Nature’s Medicines gave away free tacos from a food truck to customers waiting Thursday evening.
“Tonight it’s barbecue,” Williams said Friday.
Similarly, MÜV dispensary on Cave Creek Road in north Phoenix has limited the number of customers in the store, leaving customers standing in line outside.
People wait in line outside Nature’s Medicines in Phoenix while waiting in line to get into the store on March 20, 2020.
Not only are there lines, but the staff all wear masks and gloves, assistant manager Sarah Gorbutt said Friday. And while customers normally can smell and handle samples in screen-topped jars, that’s no longer permitted, she said.
“We don’t want to spread anything,” she said.
She said business has actually seen an increase this week, despite the outside lines and added hassle.
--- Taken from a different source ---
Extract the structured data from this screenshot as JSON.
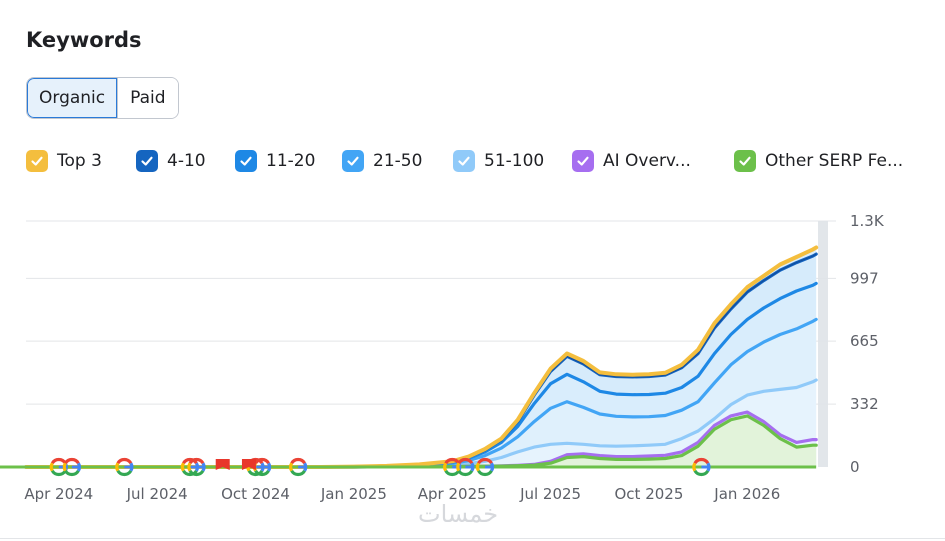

Because marijuana is illegal under federal law, the state-sanctioned medical and recreational markets are usually a cash-only business. But MÜV has been using a digital payment system to speed up sales.
The dispensary uses a Scottsdale-based company called Hypur to facilitate digital payments, which allows customers to place orders online and show up to the dispensary to pick up the order.
Gorbutt said that it has been popular because customers just have to enter a four-digit pin number for Hypur and not exchange cash, though they still are facing a line.
“However, they wait in a smaller line,” she said.